I am reading an article that says that, if $l$ is a prime dividing $q-1$, then $l$ divides $\frac{q^l-1}{q-1}$ and $l^2$ does not divide $\frac{q^l-1}{q-1}$ (it is clear that $l$ divides $\frac{q^l-1}{q-1}$). They simply say that
$\frac{q^l -1}{q-1} \equiv \frac{1+(q-1))^l}{q-1} \equiv l + (q-1)\frac{l(l-1)}{2} \mod l^2$,
and the result follows. I just can't see the last equality.
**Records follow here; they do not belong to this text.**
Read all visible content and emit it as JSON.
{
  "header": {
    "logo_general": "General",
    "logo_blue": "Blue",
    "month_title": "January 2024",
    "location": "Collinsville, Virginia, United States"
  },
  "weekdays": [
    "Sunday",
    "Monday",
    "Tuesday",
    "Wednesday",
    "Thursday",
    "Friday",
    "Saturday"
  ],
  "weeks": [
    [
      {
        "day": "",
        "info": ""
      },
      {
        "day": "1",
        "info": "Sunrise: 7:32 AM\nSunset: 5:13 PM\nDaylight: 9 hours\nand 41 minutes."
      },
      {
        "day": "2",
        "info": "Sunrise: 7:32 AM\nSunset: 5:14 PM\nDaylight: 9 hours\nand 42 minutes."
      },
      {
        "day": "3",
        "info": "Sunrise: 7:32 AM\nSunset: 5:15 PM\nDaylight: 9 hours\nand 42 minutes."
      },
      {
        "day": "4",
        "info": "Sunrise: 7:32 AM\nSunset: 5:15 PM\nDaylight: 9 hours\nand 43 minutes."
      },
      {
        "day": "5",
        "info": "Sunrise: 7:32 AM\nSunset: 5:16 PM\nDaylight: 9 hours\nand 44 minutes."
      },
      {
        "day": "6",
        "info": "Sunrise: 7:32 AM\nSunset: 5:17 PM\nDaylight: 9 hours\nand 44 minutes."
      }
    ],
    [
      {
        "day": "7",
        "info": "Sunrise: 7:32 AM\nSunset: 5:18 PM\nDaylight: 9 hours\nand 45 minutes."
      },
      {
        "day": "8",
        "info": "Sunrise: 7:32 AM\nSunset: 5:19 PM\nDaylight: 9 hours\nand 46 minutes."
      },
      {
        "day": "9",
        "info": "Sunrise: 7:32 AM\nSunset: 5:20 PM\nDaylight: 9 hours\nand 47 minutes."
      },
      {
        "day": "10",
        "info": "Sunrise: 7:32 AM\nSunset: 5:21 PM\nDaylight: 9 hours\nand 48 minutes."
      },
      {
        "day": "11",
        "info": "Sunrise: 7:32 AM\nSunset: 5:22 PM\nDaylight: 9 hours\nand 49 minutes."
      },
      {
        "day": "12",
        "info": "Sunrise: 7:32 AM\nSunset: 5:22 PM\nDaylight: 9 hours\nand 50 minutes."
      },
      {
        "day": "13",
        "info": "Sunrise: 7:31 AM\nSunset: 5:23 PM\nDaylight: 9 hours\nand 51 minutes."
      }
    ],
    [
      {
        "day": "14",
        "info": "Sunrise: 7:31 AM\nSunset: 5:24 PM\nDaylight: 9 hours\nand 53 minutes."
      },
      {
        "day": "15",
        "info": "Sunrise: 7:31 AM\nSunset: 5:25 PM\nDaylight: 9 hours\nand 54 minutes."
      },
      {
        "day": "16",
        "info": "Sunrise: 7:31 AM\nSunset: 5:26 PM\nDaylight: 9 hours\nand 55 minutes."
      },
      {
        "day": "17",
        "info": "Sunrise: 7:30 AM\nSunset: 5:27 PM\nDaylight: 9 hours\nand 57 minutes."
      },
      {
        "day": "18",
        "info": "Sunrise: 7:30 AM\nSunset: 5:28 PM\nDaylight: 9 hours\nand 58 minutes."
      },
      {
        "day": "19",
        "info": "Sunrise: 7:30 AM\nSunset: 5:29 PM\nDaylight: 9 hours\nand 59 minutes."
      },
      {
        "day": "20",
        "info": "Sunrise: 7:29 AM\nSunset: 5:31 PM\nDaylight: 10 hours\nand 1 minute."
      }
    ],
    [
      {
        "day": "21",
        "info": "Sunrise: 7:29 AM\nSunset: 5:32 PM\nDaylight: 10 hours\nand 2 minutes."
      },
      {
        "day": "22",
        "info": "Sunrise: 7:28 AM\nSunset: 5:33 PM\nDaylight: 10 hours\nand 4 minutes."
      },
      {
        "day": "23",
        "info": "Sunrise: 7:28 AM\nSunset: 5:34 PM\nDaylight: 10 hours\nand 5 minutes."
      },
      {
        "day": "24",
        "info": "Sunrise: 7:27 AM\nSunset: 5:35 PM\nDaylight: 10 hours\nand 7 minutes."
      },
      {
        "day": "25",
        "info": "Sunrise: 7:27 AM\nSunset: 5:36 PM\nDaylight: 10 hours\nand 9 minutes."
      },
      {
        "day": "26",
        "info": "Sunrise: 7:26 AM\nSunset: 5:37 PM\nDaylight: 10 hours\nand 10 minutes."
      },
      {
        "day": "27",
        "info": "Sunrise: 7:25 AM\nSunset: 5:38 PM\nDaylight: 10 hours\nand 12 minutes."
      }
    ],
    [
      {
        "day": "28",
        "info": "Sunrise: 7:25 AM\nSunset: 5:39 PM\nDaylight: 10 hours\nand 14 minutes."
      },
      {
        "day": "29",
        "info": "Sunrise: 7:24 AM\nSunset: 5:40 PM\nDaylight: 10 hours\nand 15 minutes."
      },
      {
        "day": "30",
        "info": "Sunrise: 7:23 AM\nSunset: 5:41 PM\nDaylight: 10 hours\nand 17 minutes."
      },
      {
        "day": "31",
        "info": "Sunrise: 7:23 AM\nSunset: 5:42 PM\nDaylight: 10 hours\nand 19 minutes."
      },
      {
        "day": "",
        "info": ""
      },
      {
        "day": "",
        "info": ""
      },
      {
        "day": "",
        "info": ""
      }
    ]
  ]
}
I can see that
$\frac{q^l -1}{q-1} = (q-1)((q-1)^{l-1} + {{l}\choose{1}}(q-1)^{l-3} + \ldots + {{l}\choose{l-2}}) $,
we have that ${{l}\choose{l-2}} = \frac{l(l-1)}{2}$, and $q-1 \equiv 0 \mod l$ implies that $l(q-1) \equiv 0 \mod l^2$, therefore
$\frac{q^l -1}{q-1} \equiv (q-1)((q-1)^{l-2} + {{l}\choose{1}}(q-1)^{l-3} + \ldots + {{l}\choose{l-2}}) \equiv (q-1)((q-1)^{l-2} + {{l}\choose{l-1}}) \mod l^2,$
so, to get the result stated above, one must show $(q-1)^{l-2} \equiv 0 \mod l^2$, but I can't see this.
This is an article related with arithmetic of finite fields, thus $q$ is a prime power (not a power of $l$), but I don't think one needs this fact to prove this.
Start with: $$\frac{q^l-1}{q-1}=q^{l-1}+q^{l-2}+\cdots q^1+q^0$$
Now do your substitution $q=(q-1)+1$ and and using $l^2\mid (q-1)^2$ you get:
$$q^{k}\equiv 1 + k(q-1)\pmod{l^2}$$
Now sum $k=0$ to $k=l-1$ you and get:
$$\begin{align}\frac{q^l-1}{q-1}&\equiv \sum_{k=0}^{l-1} \left(1+k(q-1)\right)\pmod{l^2}\\ &=l + (q-1)\frac{l(l-1)}{2} \end{align}$$